The production of biodynamic wine is about treating the earth as a living and receptive organism. It uses organic farming methods including compost as fertilizer and avoiding pesticides. It also uses Rudolf Steiner´s formulas to prepare soil supplements and follows a planting calendar that depends upon astronomical configurations.

Besides the biodynamic calendar, no chemicals or ‘manufactured’ additions (like commercial yeast) are allowed in biodynamic wine. Instead, wine growers make special compost preparations with natural ingredients to bolster their vineyards.

In biodynamic wines no chemicals are added to adjust the color so the color you see might be different from the one you are used to.

Who was Rudolf?

Rudolf Steiner (1861-1925) was an Austrian philosopher, social reformer, architect and esotericist. He was asked for help by a group of farmers who were concerned about the future of agriculture already in 1924. So he gave them lectures on ecological and sustainable approach to agriculture which increased soil fertility without using chemical fertilizers and pesticides.

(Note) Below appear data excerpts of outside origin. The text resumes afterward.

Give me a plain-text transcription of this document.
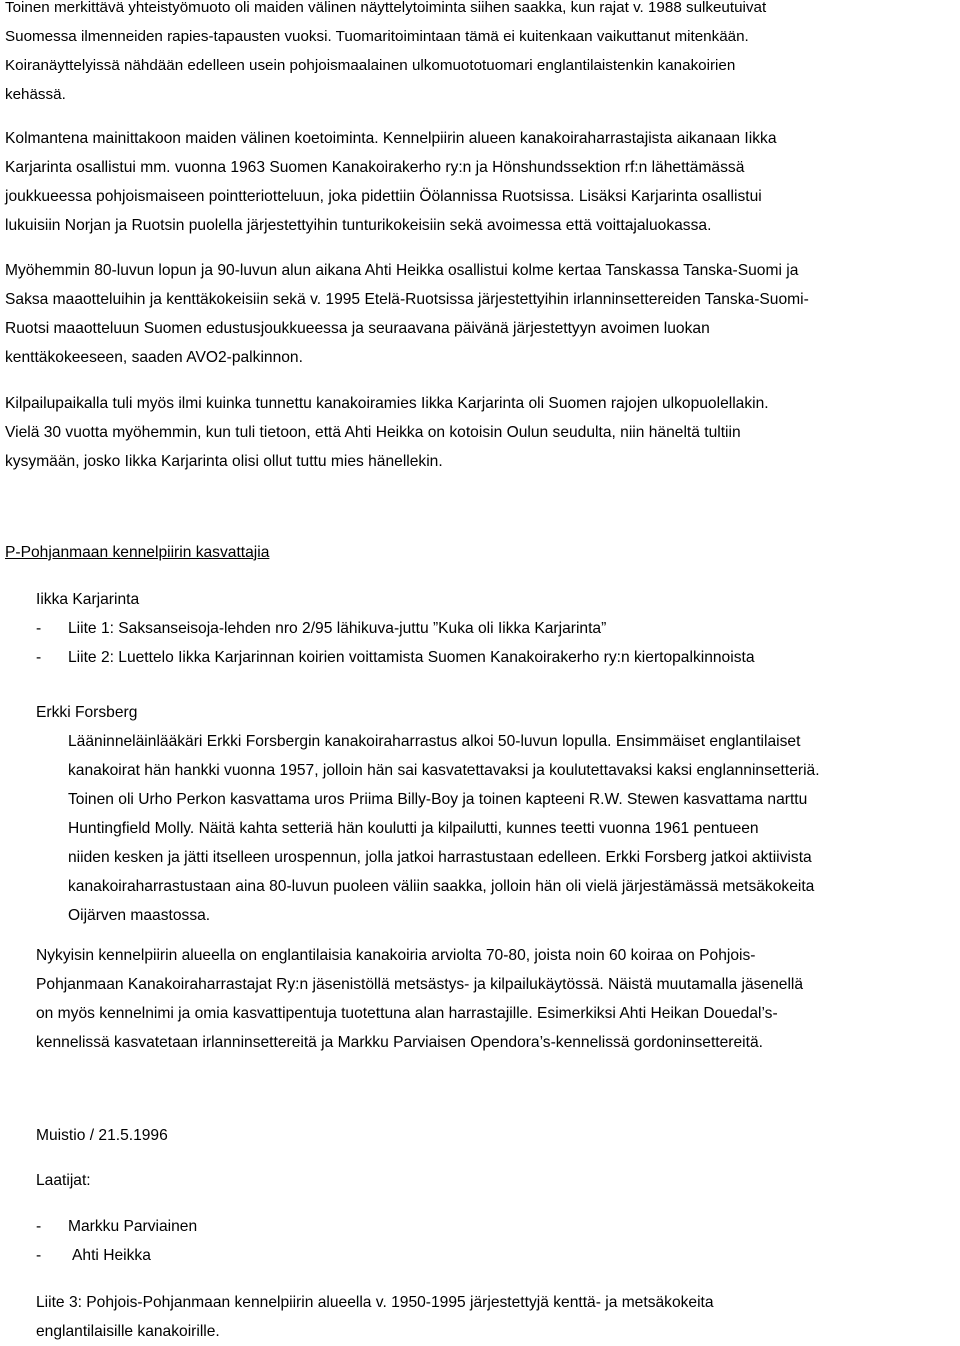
Toinen merkittävä yhteistyömuoto oli maiden välinen näyttelytoiminta siihen saakka, kun rajat v. 1988 sulkeutuivat
Suomessa ilmenneiden rapies-tapausten vuoksi. Tuomaritoimintaan tämä ei kuitenkaan vaikuttanut mitenkään.
Koiranäyttelyissä nähdään edelleen usein pohjoismaalainen ulkomuototuomari englantilaistenkin kanakoirien
kehässä.
Kolmantena mainittakoon maiden välinen koetoiminta. Kennelpiirin alueen kanakoiraharrastajista aikanaan Iikka
Karjarinta osallistui mm. vuonna 1963 Suomen Kanakoirakerho ry:n ja Hönshundssektion rf:n lähettämässä
joukkueessa pohjoismaiseen pointteriotteluun, joka pidettiin Öölannissa Ruotsissa. Lisäksi Karjarinta osallistui
lukuisiin Norjan ja Ruotsin puolella järjestettyihin tunturikokeisiin sekä avoimessa että voittajaluokassa.
Myöhemmin 80-luvun lopun ja 90-luvun alun aikana Ahti Heikka osallistui kolme kertaa Tanskassa Tanska-Suomi ja
Saksa maaotteluihin ja kenttäkokeisiin sekä v. 1995 Etelä-Ruotsissa järjestettyihin irlanninsettereiden Tanska-Suomi-
Ruotsi maaotteluun Suomen edustusjoukkueessa ja seuraavana päivänä järjestettyyn avoimen luokan
kenttäkokeeseen, saaden AVO2-palkinnon.
Kilpailupaikalla tuli myös ilmi kuinka tunnettu kanakoiramies Iikka Karjarinta oli Suomen rajojen ulkopuolellakin.
Vielä 30 vuotta myöhemmin, kun tuli tietoon, että Ahti Heikka on kotoisin Oulun seudulta, niin häneltä tultiin
kysymään, josko Iikka Karjarinta olisi ollut tuttu mies hänellekin.
P-Pohjanmaan kennelpiirin kasvattajia
Iikka Karjarinta
- Liite 1: Saksanseisoja-lehden nro 2/95 lähikuva-juttu ”Kuka oli Iikka Karjarinta”
- Liite 2: Luettelo Iikka Karjarinnan koirien voittamista Suomen Kanakoirakerho ry:n kiertopalkinnoista
Erkki Forsberg
Lääninneläinlääkäri Erkki Forsbergin kanakoiraharrastus alkoi 50-luvun lopulla. Ensimmäiset englantilaiset
kanakoirat hän hankki vuonna 1957, jolloin hän sai kasvatettavaksi ja koulutettavaksi kaksi englanninsetteriä.
Toinen oli Urho Perkon kasvattama uros Priima Billy-Boy ja toinen kapteeni R.W. Stewen kasvattama narttu
Huntingfield Molly. Näitä kahta setteriä hän koulutti ja kilpailutti, kunnes teetti vuonna 1961 pentueen
niiden kesken ja jätti itselleen urospennun, jolla jatkoi harrastustaan edelleen. Erkki Forsberg jatkoi aktiivista
kanakoiraharrastustaan aina 80-luvun puoleen väliin saakka, jolloin hän oli vielä järjestämässä metsäkokeita
Oijärven maastossa.
Nykyisin kennelpiirin alueella on englantilaisia kanakoiria arviolta 70-80, joista noin 60 koiraa on Pohjois-
Pohjanmaan Kanakoiraharrastajat Ry:n jäsenistöllä metsästys- ja kilpailukäytössä. Näistä muutamalla jäsenellä
on myös kennelnimi ja omia kasvattipentuja tuotettuna alan harrastajille. Esimerkiksi Ahti Heikan Douedal’s-
kennelissä kasvatetaan irlanninsettereitä ja Markku Parviaisen Opendora’s-kennelissä gordoninsettereitä.
Muistio / 21.5.1996
Laatijat:
- Markku Parviainen
- Ahti Heikka
Liite 3: Pohjois-Pohjanmaan kennelpiirin alueella v. 1950-1995 järjestettyjä kenttä- ja metsäkokeita
englantilaisille kanakoirille.
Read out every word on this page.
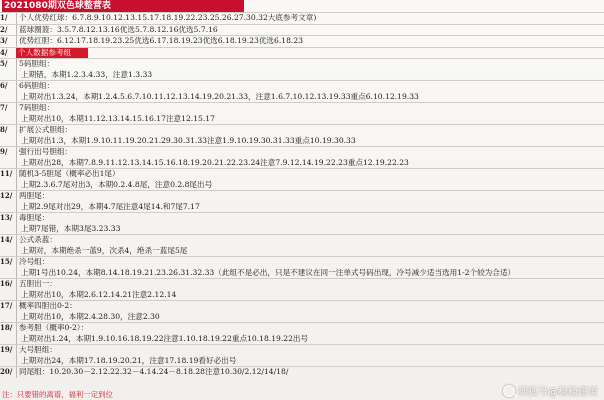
2021080期双色球整营表
1/	个人优势红球：6.7.8.9.10.12.13.15.17.18.19.22.23.25.26.27.30.32大底参考文章)
2/	蓝球圈篮：3.5.7.8.12.13.16优选5.7.8.12.16优选5.7.16
3/	优势红胆：6.12.17.18.19.23.25优选6.17.18.19.23优选6.18.19.23优选6.18.23
4/	个人数据参考组
5/	5码胆组：
上期错，本期1.2.3.4.33，注意1.3.33
6/	6码胆组：
上期对出1.3.24，本期1.2.4.5.6.7.10.11.12.13.14.19.20.21.33，注意1.6.7.10.12.13.19.33重点6.10.12.19.33
7/	7码胆组：
上期对出10，本期11.12.13.14.15.16.17注意12.15.17
8/	扩展公式胆组：
上期对出1.3，本期1.9.10.11.19.20.21.29.30.31.33注意1.9.10.19.30.31.33重点10.19.30.33
9/	强行出号胆组：
上期对出28，本期7.8.9.11.12.13.14.15.16.18.19.20.21.22.23.24注意7.9.12.14.19.22.23重点12.19.22.23
11/ 随机3-5胆尾（概率必出1尾）
上期2.3.6.7尾对出3，本期0.2.4.8尾，注意0.2.8尾出号
12/ 两胆尾：
上期2.9尾对出29，本期4.7尾注意4尾14.和7尾7.17
13/ 毒胆尾：
上期7尾错，本期3尾3.23.33
14/ 公式杀蓝：
上期对，本期绝杀一蓝9，次杀4，绝杀一蓝尾5尾
15/ 冷号组：
上期1号出10.24，本期8.14.18.19.21.23.26.31.32.33（此组不是必出，只是不建议在同一注单式号码出现，冷号减少适当选用1-2个较为合适）
16/ 五胆出一：
上期对出10，本期2.6.12.14.21注意2.12.14
17/ 概率四胆出0-2：
上期对出10，本期2.4.28.30，注意2.30
18/ 参考胆（概率0-2）：
上期对出1.24，本期1.9.10.16.18.19.22注意1.10.18.19.22重点10.18.19.22出号
19/ 大号胆组：
上期对出24，本期17.18.19.20.21，注意17.18.19看好必出号
20/ 同尾组：10.20.30－2.12.22.32－4.14.24－8.18.28注意10.30/2.12/14/18/
注：只要错的离谱，福利一定到位	搜狐号@稳稳建策
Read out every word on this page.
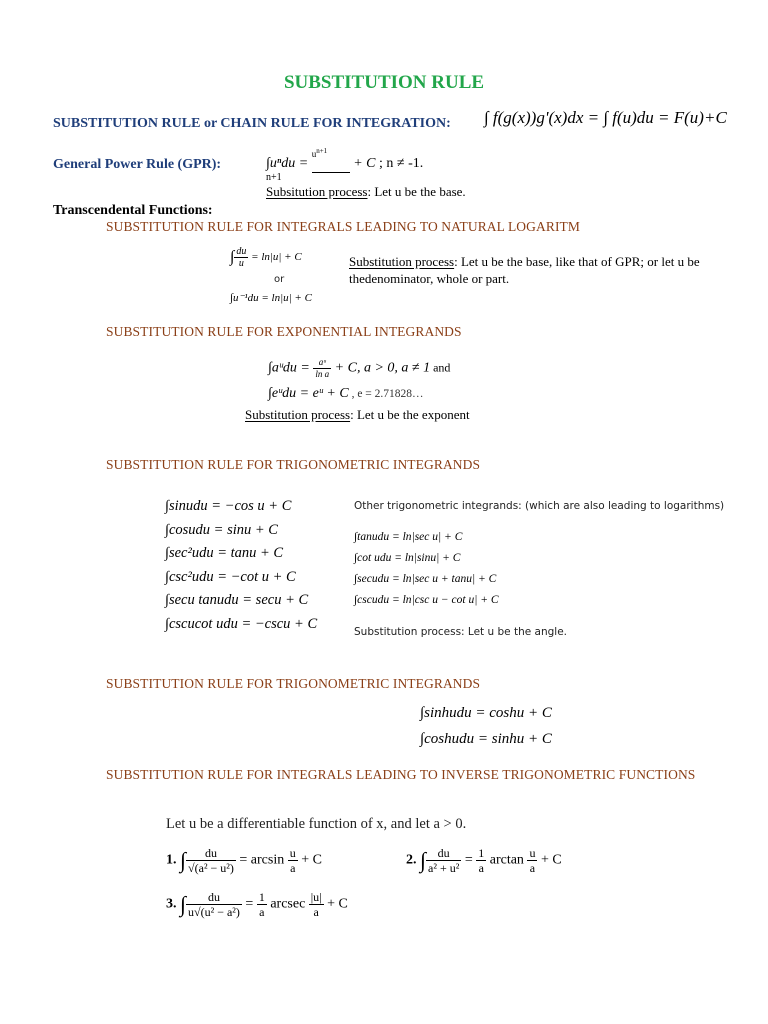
SUBSTITUTION RULE
SUBSTITUTION RULE or CHAIN RULE FOR INTEGRATION: ∫ f(g(x))g'(x)dx = ∫ f(u)du = F(u)+C
General Power Rule (GPR):	∫uⁿdu =
$u^{n+1}$
+ C ; n ≠ -1.
n+1
Subsitution process: Let u be the base.
Transcendental Functions:
SUBSTITUTION RULE FOR INTEGRALS LEADING TO NATURAL LOGARITM
∫ $\frac{du}{u} = \ln|u| + C$
or
∫u⁻¹du = ln|u| + C
Substitution process: Let u be the base, like that of GPR; or let u be thedenominator, whole or part.
SUBSTITUTION RULE FOR EXPONENTIAL INTEGRANDS
∫aᵘdu = $\frac{\text{aᵘ}}{\text{ln a}} + C$, a > 0, a ≠ 1 and
∫eᵘdu = eᵘ + C , e = 2.71828…
Substitution process: Let u be the exponent
SUBSTITUTION RULE FOR TRIGONOMETRIC INTEGRANDS
∫sinudu = −cos u + C
∫cosudu = sinu + C
∫sec²udu = tanu + C
∫csc²udu = −cot u + C
∫secu tanudu = secu + C
∫cscucot udu = −cscu + C
Other trigonometric integrands: (which are also leading to logarithms)
∫tanudu = ln|sec u| + C
∫cot udu = ln|sinu| + C
∫secudu = ln|sec u + tanu| + C
∫cscudu = ln|csc u − cot u| + C
Substitution process: Let u be the angle.
SUBSTITUTION RULE FOR TRIGONOMETRIC INTEGRANDS
∫sinhudu = coshu + C
∫coshudu = sinhu + C
SUBSTITUTION RULE FOR INTEGRALS LEADING TO INVERSE TRIGONOMETRIC FUNCTIONS
Let u be a differentiable function of x, and let a > 0.
1. ∫ $\frac{du}{\text{√(a² − u²)}} = \arcsin \frac{u}{a} + C$	2. ∫ $\frac{du}{\text{a² + u²}} = \frac{1}{a}$ $\arctan \frac{u}{a} + C$
3. ∫ $\frac{du}{\text{u√(u² − a²)}} = \frac{1}{a}$ arcsec $\frac{|u|}{a} + C$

Biodynamics sees the farm as a whole as an organism, it should therefore be a largely self-sustaining system, producing its own manure and animal feed. Rudolf also recommended timing the agricultural acivities (sowing, weeding and harvesting) to utilize the influences on plant growth of the moon and the planets.

Biodynamic uses two types of preparations: those for fertilizing and those for composting. They require combinations of natural substances (manure, herbs and flowers, minerals) and organic materials (cow horns, bladders, skulls) to be buried in the land or sprayed onto compost to help keep nutrients in the earth.